Nigeria is a highly unstable state with a Christian and animist south and Muslim north, a weak central government, and strong inter-state rivalries between those with large deposits of oil and natural gas and those with less or none, but at least Nigeria has some resources and most of its people are literate and fed - though the challenges of feeding and educating Mexico on top of Nigeria for Nigeria's fragile infrastructure and resources is just staggering.

Ethiopia's per capita income is US$800; 80% of its people rely on agriculture and most of the state's economy is dependent upon coffee production and the hard currency coffee exports bring. How can a nation dependent upon crop exports feed 2.5 times more people? Ethiopia cannot feed itself now; how will they feed Brazil, too? If projections hold, there will be 38 million Ethiopians under the age of 4 in 2050. That's Poland - an entire nation as populous as Poland, under the age of 4.

These aren't the only examples; there are plenty just in the top 30 most populous nations. Sudan's population is projected to go from around 40 million to over 88 million people (like adding South Korea's total); Yemen from 23 to 71 million (which is like adding South Africa's total to a county with only 2.91% of arable land); Madagascar from 20 million to 56 million (in a country with only 5% of arable land, a failed central state and a recent coup d'etat).




The United States will have enough challenges accommodating the 135 million more of us there are expected to be in 2050 - which is like adding the current population of Japan to who is already here. How will we handle it?
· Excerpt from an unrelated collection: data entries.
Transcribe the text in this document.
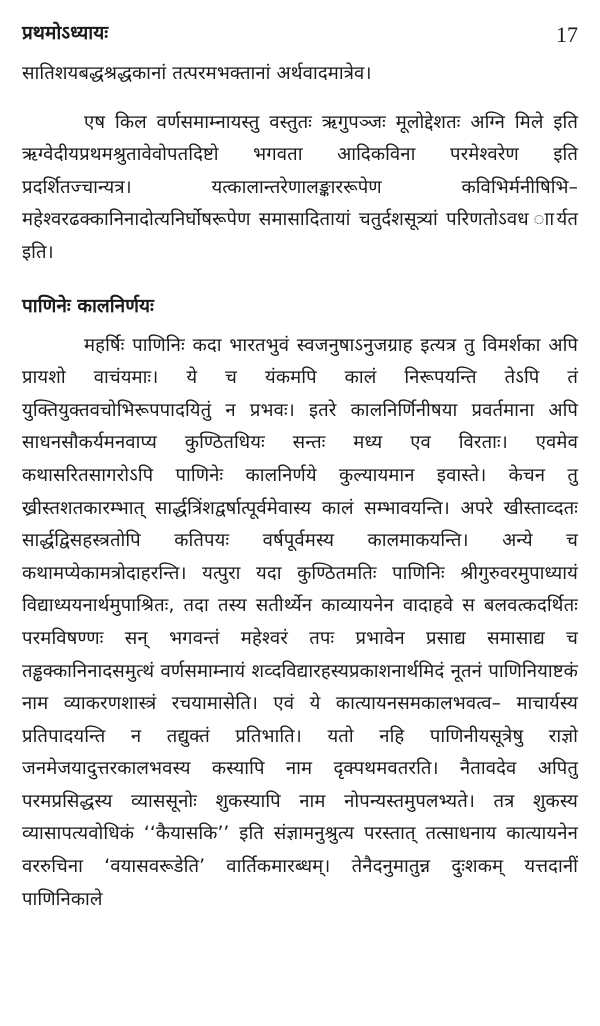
प्रथमोऽध्यायः	17

सातिशयबद्धश्रद्धकानां तत्परमभक्तानां अर्थवादमात्रेव।

एष किल वर्णसमाम्नायस्तु वस्तुतः ऋगुपञ्जः मूलोद्देशतः अग्नि मिले इति ऋग्वेदीयप्रथमश्रुतावेवोपतदिष्टो भगवता आदिकविना परमेश्वरेण इति प्रदर्शितज्चान्यत्र। यत्कालान्तरेणालङ्काररूपेण कविभिर्मनीषिभि– महेश्वरढक्कानिनादोत्यनिर्घोषरूपेण समासादितायां चतुर्दशसूत्र्यां परिणतोऽवध ाार्यत इति।

पाणिनेः कालनिर्णयः

महर्षिः पाणिनिः कदा भारतभुवं स्वजनुषाऽनुजग्राह इत्यत्र तु विमर्शका अपि प्रायशो वाचंयमाः। ये च यंकमपि कालं निरूपयन्ति तेऽपि तं युक्तियुक्तवचोभिरूपपादयितुं न प्रभवः। इतरे कालनिर्णिनीषया प्रवर्तमाना अपि साधनसौकर्यमनवाप्य कुण्ठितधियः सन्तः मध्य एव विरताः। एवमेव कथासरितसागरोऽपि पाणिनेः कालनिर्णये कुल्यायमान इवास्ते। केचन तु ख्रीस्तशतकारम्भात् सार्द्धत्रिंशद्वर्षात्पूर्वमेवास्य कालं सम्भावयन्ति। अपरे खीस्ताव्दतः सार्द्धद्विसहस्त्रतोपि कतिपयः वर्षपूर्वमस्य कालमाकयन्ति। अन्ये च कथामप्येकामत्रोदाहरन्ति। यत्पुरा यदा कुण्ठितमतिः पाणिनिः श्रीगुरुवरमुपाध्यायं विद्याध्ययनार्थमुपाश्रितः, तदा तस्य सतीर्थ्येन काव्यायनेन वादाहवे स बलवत्कदर्थितः परमविषण्णः सन् भगवन्तं महेश्वरं तपः प्रभावेन प्रसाद्य समासाद्य च तड्ढक्कानिनादसमुत्थं वर्णसमाम्नायं शव्दविद्यारहस्यप्रकाशनार्थमिदं नूतनं पाणिनियाष्टकं नाम व्याकरणशास्त्रं रचयामासेति। एवं ये कात्यायनसमकालभवत्व– माचार्यस्य प्रतिपादयन्ति न तद्युक्तं प्रतिभाति। यतो नहि पाणिनीयसूत्रेषु राज्ञो जनमेजयादुत्तरकालभवस्य कस्यापि नाम दृक्पथमवतरति। नैतावदेव अपितु परमप्रसिद्धस्य व्याससूनोः शुकस्यापि नाम नोपन्यस्तमुपलभ्यते। तत्र शुकस्य व्यासापत्यवोधिकं ‘‘कैयासकि’’ इति संज्ञामनुश्रुत्य परस्तात् तत्साधनाय कात्यायनेन वररुचिना ‘वयासवरूडेति’ वार्तिकमारब्धम्। तेनैदनुमातुन्न दुःशकम् यत्तदानीं पाणिनिकाले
We can't rebuild the bridges we have now, so how will we provide the necessary infrastructure for another large nation's worth of people? Where will we get our water? And if we don't know how we'll manage, then nations with weak systems, insufficient resources, poor central planning and no money are likely going to be overwhelmed by the task.

I'll be 82 and on my way out in 2050, so chances are I won't have to worry too much on a personal level. Sure would like those coming after me to have something to drink, though, and maybe a meal or two a day. Sure makes my thoughts about my 401k seem a little petty.

1 comment:

Celeste said...

This is truly mind boggling. It is almost impossible to imagine.